Anomalous Oxidative Diffusion in Titanium Pyrotechnic Powders

It has long been observed that oxidation processes in metals tend to follow a parabolic rate law associated with the growth of a surface oxide layer. Here we observe that for certain titanium powders, the expected parabolic law (∝  t1 / 2 ) is recovered, yet for others, the exponent differs significantly. One explanation for this non‐parabolic, anomalous diffusion arises from fractal geometry. Theoretical considerations indicate that the time response of diffusion‐limited processes in an object closely follow a power‐law in time ( t n ) with n =(E−D)/2, where E is the object's Euclidean dimension and D is its boundary's Hausdorff dimension. Non‐integer, (fractal) values of D will result in n≠ 1 / 2 . Finite element simulations of several canonical fractal objects were performed to verify the application of this theory; the results matched the theory well.
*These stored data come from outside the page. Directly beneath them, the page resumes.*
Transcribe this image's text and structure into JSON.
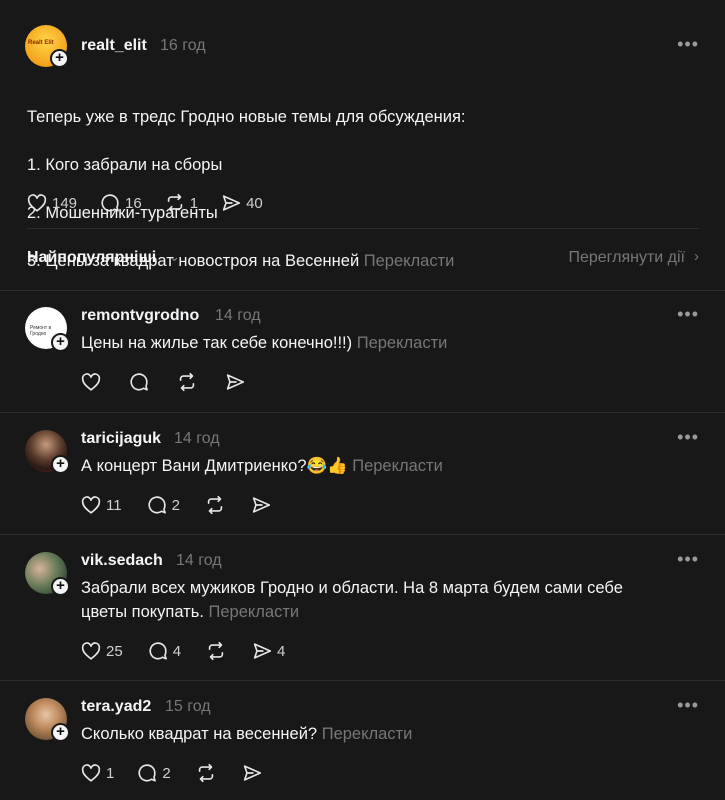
{
  "main_post": {
    "username": "realt_elit",
    "time": "16 год",
    "avatar_text": "Realt Elit",
    "lines": [
      "Теперь уже в тредс Гродно новые темы для обсуждения:",
      "1. Кого забрали на сборы",
      "2. Мошенники-турагенты",
      "3. Цены за квадрат новостроя на Весенней"
    ],
    "translate": "Перекласти",
    "likes": "149",
    "comments": "16",
    "reposts": "1",
    "shares": "40"
  },
  "sort": {
    "label": "Найпопулярніші",
    "view_activity": "Переглянути дії"
  },
  "replies": [
    {
      "username": "remontvgrodno",
      "time": "14 год",
      "avatar_text": "Ремонт в Гродно",
      "text": "Цены на жилье так себе конечно!!!)",
      "translate": "Перекласти",
      "likes": "",
      "comments": "",
      "shares": ""
    },
    {
      "username": "taricijaguk",
      "time": "14 год",
      "text": "А концерт Вани Дмитриенко?😂👍",
      "translate": "Перекласти",
      "likes": "11",
      "comments": "2",
      "shares": ""
    },
    {
      "username": "vik.sedach",
      "time": "14 год",
      "text": "Забрали всех мужиков Гродно и области. На 8 марта будем сами себе\nцветы покупать.",
      "translate": "Перекласти",
      "likes": "25",
      "comments": "4",
      "shares": "4"
    },
    {
      "username": "tera.yad2",
      "time": "15 год",
      "text": "Сколько квадрат на весенней?",
      "translate": "Перекласти",
      "likes": "1",
      "comments": "2",
      "shares": ""
    }
  ],
  "icons": [
    "heart-icon",
    "comment-icon",
    "repost-icon",
    "share-icon",
    "more-icon",
    "plus-icon",
    "chevron-down-icon",
    "chevron-right-icon"
  ]
}
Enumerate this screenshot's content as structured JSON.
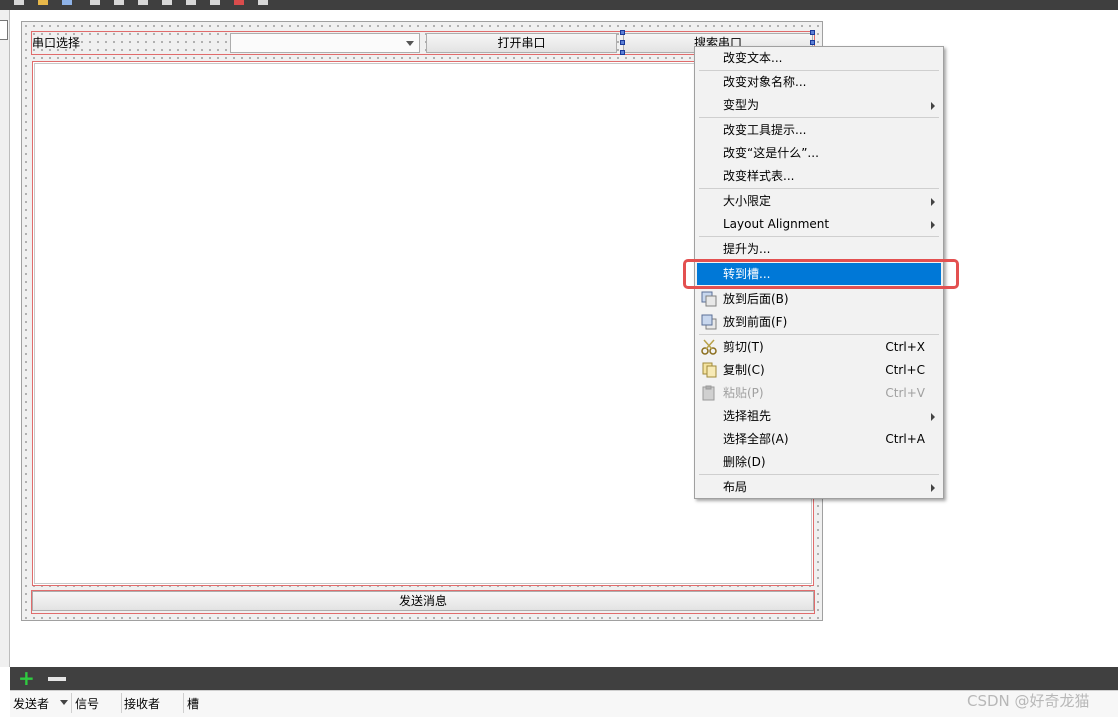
{
  "form": {
    "port_label": "串口选择",
    "port_combo_value": "",
    "open_port_button": "打开串口",
    "search_port_button": "搜索串口",
    "send_button": "发送消息"
  },
  "context_menu": {
    "items": [
      {
        "label": "改变文本...",
        "shortcut": "",
        "submenu": false
      },
      {
        "label": "改变对象名称...",
        "shortcut": "",
        "submenu": false
      },
      {
        "label": "变型为",
        "shortcut": "",
        "submenu": true
      },
      {
        "label": "改变工具提示...",
        "shortcut": "",
        "submenu": false
      },
      {
        "label": "改变“这是什么”...",
        "shortcut": "",
        "submenu": false
      },
      {
        "label": "改变样式表...",
        "shortcut": "",
        "submenu": false
      },
      {
        "label": "大小限定",
        "shortcut": "",
        "submenu": true
      },
      {
        "label": "Layout Alignment",
        "shortcut": "",
        "submenu": true
      },
      {
        "label": "提升为...",
        "shortcut": "",
        "submenu": false
      },
      {
        "label": "转到槽...",
        "shortcut": "",
        "submenu": false,
        "state": "highlighted"
      },
      {
        "label": "放到后面(B)",
        "shortcut": "",
        "submenu": false,
        "icon": "send-to-back-icon"
      },
      {
        "label": "放到前面(F)",
        "shortcut": "",
        "submenu": false,
        "icon": "bring-to-front-icon"
      },
      {
        "label": "剪切(T)",
        "shortcut": "Ctrl+X",
        "submenu": false,
        "icon": "scissors-icon"
      },
      {
        "label": "复制(C)",
        "shortcut": "Ctrl+C",
        "submenu": false,
        "icon": "copy-icon"
      },
      {
        "label": "粘贴(P)",
        "shortcut": "Ctrl+V",
        "submenu": false,
        "icon": "paste-icon",
        "state": "disabled"
      },
      {
        "label": "选择祖先",
        "shortcut": "",
        "submenu": true
      },
      {
        "label": "选择全部(A)",
        "shortcut": "Ctrl+A",
        "submenu": false
      },
      {
        "label": "删除(D)",
        "shortcut": "",
        "submenu": false
      },
      {
        "label": "布局",
        "shortcut": "",
        "submenu": true
      }
    ]
  },
  "signal_slot_panel": {
    "columns": [
      "发送者",
      "信号",
      "接收者",
      "槽"
    ]
  },
  "watermark": "CSDN @好奇龙猫",
  "colors": {
    "selection": "#0078d7",
    "highlight_box": "#e35050",
    "layout_border": "#e06c6c"
  }
}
Two different types of titanium powder were tested in isothermal thermogravimetric tests under dilute oxygen. Time‐dependent mass uptake data were fit with power‐law forms and the associated exponents were used to determine an equivalent fractal dimension. One Ti powder type has an implied surface dimension of ca. 2.3 to 2.5, suggesting fractal geometry may be operative. The other has a dimension near 2.0, indicating it behaves like traditional material.